Studying Provider and Team Behaviors via EHR Audit Logs
Using EHR Audit Logs to Capture Contextual Contributors to Diagnostic Excellence
Sponsor: Gordon and Betty Moore Foundation
The digitization of health records and the metadata captured by these systems create a novel and exciting opportunity to rapidly advance our understanding of the diagnostic process and diagnostic excellence. Specifically, the ability to truly understand how frontline clinicians interact with clinical information when making diagnostic decisions, and how these interactions impact diagnostic quality, may be greatly improved by analysis of a largely-unused, highly-granular level of electronic health record (EHR) data (referred to as “audit log” data) that are captured primarily for administrative compliance purposes today. This grant to the University of California, San Francisco Office of Sponsored Research (UCSF) will leverage the use of audit log data to capture contextual dimensions of diagnostic assessment (including clinical decision-making, clinical team structure and clinical processes) from three health systems (UCSF, Stanford and Kaiser Permanente Northern California). By identifying key contextual factors that contribute to diagnostic performance, this work may ultimately improve the efficiency of diagnostic processes and reduce errors.

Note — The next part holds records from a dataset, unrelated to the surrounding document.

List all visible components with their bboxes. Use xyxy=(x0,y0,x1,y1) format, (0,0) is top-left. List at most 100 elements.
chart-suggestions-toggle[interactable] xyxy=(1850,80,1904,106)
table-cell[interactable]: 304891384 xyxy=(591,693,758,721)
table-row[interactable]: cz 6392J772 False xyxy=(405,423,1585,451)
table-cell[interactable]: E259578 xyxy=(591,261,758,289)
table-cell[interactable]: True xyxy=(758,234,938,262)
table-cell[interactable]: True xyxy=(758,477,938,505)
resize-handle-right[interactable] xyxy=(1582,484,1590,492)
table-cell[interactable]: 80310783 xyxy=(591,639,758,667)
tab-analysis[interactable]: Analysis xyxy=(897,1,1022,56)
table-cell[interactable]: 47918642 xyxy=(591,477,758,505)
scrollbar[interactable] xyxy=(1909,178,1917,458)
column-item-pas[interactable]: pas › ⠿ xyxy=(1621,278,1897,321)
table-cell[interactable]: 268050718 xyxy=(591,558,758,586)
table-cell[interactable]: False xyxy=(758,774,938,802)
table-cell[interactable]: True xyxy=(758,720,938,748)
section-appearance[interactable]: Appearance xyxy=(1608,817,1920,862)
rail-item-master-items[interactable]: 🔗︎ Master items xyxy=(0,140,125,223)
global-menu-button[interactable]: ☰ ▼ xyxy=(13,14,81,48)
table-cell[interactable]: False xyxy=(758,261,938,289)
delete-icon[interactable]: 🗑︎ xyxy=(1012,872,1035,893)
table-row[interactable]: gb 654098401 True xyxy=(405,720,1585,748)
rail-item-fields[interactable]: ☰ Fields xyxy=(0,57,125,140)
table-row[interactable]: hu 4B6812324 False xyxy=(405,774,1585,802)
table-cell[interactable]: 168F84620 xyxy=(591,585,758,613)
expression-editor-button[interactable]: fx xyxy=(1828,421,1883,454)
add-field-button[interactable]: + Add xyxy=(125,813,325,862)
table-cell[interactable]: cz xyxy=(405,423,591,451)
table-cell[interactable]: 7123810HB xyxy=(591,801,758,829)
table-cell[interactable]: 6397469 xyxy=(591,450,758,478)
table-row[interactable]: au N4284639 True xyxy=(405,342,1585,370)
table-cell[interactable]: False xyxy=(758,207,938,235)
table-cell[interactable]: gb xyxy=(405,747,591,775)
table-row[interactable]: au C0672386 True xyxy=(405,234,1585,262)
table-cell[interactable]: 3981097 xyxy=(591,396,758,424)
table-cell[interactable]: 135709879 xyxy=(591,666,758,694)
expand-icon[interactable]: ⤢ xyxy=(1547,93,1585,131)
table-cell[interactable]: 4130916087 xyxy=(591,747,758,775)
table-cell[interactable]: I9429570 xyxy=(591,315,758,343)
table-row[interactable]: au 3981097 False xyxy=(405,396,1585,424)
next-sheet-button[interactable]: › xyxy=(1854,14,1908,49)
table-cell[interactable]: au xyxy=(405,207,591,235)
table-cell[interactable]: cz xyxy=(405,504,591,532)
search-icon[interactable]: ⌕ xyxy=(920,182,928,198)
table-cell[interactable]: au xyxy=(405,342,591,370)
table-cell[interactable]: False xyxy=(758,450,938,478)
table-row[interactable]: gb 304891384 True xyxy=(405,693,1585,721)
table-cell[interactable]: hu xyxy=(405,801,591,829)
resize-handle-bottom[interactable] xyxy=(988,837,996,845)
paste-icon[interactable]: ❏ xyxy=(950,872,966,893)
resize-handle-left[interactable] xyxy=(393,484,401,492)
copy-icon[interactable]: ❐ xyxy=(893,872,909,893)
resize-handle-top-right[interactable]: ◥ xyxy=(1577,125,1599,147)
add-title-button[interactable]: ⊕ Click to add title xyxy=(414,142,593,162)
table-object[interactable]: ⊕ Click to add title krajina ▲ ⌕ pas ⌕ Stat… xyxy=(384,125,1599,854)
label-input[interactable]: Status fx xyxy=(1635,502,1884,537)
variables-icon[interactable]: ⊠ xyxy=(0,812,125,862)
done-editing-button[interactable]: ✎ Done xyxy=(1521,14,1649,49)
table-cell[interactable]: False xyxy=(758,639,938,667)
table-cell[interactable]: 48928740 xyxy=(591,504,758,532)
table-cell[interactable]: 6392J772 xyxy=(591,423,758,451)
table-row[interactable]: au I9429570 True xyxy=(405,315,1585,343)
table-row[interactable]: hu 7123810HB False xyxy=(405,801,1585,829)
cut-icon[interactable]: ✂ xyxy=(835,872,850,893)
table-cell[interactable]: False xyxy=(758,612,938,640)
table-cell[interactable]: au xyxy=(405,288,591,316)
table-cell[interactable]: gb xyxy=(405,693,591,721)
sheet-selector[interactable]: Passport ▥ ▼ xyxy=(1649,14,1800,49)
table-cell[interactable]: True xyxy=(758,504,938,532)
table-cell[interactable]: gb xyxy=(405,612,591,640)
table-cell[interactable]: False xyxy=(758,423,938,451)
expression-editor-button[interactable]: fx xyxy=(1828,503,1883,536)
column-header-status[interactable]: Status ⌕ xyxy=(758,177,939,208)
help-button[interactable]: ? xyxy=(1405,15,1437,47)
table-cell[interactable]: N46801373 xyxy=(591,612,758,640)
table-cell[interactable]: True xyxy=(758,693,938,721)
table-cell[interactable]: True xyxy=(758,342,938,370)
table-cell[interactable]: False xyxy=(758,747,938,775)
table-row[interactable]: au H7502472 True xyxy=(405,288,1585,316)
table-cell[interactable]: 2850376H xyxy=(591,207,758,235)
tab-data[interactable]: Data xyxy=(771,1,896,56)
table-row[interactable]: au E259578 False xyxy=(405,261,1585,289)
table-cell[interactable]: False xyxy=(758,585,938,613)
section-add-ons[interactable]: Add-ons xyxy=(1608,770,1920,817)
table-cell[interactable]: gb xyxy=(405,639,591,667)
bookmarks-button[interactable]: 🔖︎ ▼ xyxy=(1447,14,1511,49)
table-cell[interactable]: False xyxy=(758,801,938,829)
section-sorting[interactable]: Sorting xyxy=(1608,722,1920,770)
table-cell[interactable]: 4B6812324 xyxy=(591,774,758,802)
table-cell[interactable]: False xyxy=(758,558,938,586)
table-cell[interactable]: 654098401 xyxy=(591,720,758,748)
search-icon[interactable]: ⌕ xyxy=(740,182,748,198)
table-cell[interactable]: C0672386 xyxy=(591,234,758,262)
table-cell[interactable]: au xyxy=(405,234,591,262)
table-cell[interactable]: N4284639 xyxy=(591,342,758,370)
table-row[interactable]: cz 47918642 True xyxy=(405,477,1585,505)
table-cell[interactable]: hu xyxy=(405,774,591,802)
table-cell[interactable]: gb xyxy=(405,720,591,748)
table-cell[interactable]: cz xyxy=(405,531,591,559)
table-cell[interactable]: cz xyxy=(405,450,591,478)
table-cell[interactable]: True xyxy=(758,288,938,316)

Image Viewing among Cardiologists and the Resulting Impact on Patient Outcomes
Traditionally, a radiologist interprets the image and generates a text-based imaging report with their interpretation of the findings. However, human interpretation and synthesis of primary imaging data into text reports is a process with inherent imprecision and inaccuracy. As a result, a cardiologist may choose to rely on the imaging report, the primary image, or both when making diagnostic and treatment decisions, and they also may choose to consult with a radiologist when doing so. We hypothesize that primary review of imaging (ideally with an imaging expert) improves care – and that by reviewing reports alone, information is missed that can help patient care. Our goal is to study the effect on inpatient outcomes of cardiologists viewing imaging reports compared to viewing images themselves (with or without an imaging expert – i.e., radiologist).
The University of California Behavioral Economics and Access Log Research Collaborative (UCBEAR)
The University of California Behavioral Economics and Access Log Research Collaborative (UCBEAR) is a joint venture between CLIIR and faculty in the Haas School of Business and the Department of Economics at UC Berkeley. The goal of this collaborative is to develop a rich dataset describing EHR users at UCSF, their day to day actions and the outcomes of their actions. These data will help researchers create a body of work that addresses questions about the impact of clinical training on note writing efficiency, the extent of cognitive biases in diagnostic processes and other explorations at the intersection of behavioral economics, medicine and clinical informatics.